Flavors of Mexico: Mole Coloradito
A hands-on cooking class culminating in dinner served with wine and beer.
Mole is perhaps the most popular and most feared of all recipes in Mexican gastronomy is a luscious sauce, complex and intoxicating, with a history that is as rich as it’s country of origin. So we are excited to have talented chef Norma Listman teach us how to prepare her favorite regional version of the infamous dish: Mole Coloradito. It is deep orange in color and full of the flavors of the Mexican countryside; it is delicate yet bold, hyper-aromatic, and boasts a texture unlike other moles. Mole Coloradito is not the first mole Norma Listman learned to make -- nor the one she grew up eating -- but it is undoubtedly her most-loved.
Please note: special dietary needs cannot be accommodated in this class; menu items cannot be omitted or substituted.
MENU
Mole Coloradito (includes local pork, plantains, and Mexican chocolate)
Frijoles
Handmade tortillas
Agua de jamaica
Norma Listman is an Oakland, California-based chef and artist. Inspired by her youth growing up in Mexico City, Norma brings a vibrant and authentic energy to the food scene in the Bay Area. Her practice both as a chef and artist is dictated by her heritage, she is most interested in traditional cooking methods and the historical periods of Mexican gastronomy. Listman’s passion for the preservation of her culture and her father’s life-long work with maize have ignited her interest for working with native varieties of the crop. Her interest in the preservation of traditional values demands the closest attention to local farming procedures.
She began her career in restaurants in the front of the house. She managed nationally acclaimed Camino Restaurant in Oakland before deciding to follow her passion and become a professional chef. She was mentored in the kitchen by Chefs Anthony Strong of Delfina in San Francisco and Russell More of Camino in Oakland.

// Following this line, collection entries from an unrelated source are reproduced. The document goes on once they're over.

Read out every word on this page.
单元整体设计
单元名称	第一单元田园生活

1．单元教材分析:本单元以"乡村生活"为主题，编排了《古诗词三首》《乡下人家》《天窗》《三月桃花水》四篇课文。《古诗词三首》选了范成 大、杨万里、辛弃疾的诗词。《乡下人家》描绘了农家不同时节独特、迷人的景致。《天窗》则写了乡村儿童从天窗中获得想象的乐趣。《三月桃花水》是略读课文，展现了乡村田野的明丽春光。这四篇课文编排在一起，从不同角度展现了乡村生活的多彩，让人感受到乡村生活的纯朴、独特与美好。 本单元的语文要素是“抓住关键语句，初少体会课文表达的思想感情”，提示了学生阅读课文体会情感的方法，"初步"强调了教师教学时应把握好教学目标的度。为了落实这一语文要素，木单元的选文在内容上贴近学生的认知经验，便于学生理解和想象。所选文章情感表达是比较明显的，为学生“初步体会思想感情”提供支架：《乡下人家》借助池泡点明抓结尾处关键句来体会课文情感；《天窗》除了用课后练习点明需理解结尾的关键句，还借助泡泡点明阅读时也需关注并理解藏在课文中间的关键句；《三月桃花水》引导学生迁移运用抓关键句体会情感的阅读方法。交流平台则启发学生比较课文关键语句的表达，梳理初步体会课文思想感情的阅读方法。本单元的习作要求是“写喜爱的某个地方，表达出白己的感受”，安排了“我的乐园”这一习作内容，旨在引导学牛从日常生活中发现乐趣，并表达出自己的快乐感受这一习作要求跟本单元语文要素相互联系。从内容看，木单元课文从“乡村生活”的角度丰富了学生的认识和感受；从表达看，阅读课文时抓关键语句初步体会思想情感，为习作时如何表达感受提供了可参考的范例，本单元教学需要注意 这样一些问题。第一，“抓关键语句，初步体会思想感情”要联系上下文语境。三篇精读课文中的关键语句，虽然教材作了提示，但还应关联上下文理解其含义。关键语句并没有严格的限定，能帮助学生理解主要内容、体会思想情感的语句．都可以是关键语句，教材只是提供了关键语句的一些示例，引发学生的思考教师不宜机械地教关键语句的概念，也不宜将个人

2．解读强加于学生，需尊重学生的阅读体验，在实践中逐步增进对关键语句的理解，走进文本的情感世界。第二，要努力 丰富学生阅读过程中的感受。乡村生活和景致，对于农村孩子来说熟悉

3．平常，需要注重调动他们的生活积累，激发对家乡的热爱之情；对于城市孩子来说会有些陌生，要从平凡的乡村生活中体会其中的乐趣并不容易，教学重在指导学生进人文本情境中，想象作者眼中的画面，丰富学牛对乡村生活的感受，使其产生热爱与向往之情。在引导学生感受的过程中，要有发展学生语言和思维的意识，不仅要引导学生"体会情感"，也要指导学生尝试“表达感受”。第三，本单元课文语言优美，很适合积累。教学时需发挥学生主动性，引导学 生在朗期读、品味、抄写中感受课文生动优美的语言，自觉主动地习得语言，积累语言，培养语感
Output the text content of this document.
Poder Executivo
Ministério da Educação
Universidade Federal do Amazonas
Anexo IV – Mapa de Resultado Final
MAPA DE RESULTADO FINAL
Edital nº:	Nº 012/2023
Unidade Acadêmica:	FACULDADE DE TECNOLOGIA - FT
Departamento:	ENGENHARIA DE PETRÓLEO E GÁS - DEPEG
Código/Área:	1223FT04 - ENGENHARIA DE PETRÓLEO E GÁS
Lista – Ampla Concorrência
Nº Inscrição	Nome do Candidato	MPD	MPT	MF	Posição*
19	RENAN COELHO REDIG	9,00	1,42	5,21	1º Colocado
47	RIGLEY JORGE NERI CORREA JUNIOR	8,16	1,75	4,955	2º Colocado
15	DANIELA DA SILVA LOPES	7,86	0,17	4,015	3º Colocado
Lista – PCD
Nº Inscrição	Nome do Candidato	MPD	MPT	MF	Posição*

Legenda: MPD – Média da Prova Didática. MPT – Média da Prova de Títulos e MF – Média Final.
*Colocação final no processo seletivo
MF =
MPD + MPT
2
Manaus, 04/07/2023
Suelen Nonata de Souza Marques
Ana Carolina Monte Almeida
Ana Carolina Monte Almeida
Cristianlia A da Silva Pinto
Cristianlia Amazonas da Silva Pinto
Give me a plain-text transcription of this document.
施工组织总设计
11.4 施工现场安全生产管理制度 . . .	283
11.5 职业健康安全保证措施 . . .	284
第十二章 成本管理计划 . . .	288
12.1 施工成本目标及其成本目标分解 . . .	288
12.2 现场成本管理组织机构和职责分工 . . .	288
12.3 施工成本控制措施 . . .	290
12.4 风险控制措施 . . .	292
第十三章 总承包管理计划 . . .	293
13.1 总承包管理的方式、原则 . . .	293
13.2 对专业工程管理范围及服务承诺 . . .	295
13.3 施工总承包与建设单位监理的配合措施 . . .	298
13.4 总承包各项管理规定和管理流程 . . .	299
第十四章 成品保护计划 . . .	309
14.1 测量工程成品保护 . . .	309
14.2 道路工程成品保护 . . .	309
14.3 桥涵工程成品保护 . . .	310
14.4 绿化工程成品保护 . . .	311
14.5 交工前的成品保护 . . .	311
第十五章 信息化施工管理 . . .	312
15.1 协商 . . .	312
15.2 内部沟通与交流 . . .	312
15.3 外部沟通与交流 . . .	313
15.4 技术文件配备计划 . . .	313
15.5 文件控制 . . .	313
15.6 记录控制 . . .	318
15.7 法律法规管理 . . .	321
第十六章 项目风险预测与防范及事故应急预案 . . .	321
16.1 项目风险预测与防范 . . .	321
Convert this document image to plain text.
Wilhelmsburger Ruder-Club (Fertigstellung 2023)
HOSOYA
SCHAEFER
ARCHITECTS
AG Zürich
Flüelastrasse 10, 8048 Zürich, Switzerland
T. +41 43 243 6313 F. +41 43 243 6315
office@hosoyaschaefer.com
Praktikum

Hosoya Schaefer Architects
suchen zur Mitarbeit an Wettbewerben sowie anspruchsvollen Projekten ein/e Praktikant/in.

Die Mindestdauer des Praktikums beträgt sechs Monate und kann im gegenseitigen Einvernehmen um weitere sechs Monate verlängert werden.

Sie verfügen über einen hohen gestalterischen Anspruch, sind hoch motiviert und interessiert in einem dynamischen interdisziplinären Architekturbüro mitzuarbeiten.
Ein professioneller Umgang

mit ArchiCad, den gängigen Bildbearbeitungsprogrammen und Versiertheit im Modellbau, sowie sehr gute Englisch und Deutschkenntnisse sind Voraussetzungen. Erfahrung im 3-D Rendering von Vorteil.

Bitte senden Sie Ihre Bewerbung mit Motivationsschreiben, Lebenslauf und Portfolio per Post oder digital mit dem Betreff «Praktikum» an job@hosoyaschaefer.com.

Included in her past culinary and artistic practice are Paraiso, an early twentieth century salon-inspired dinner series held at her Victorian home; A Sors, a historical-food performance commissioned by the Andy Warhol foundation held in commemoration of the beheading of the Austrian-placed Mexican emperor Maximilian; The Alchemy of Dreams, a performance-dinner inspired by the artist Remedios Varo; and a dinner for Museo Experimental El Eco in Mexico City for their 60th anniversary.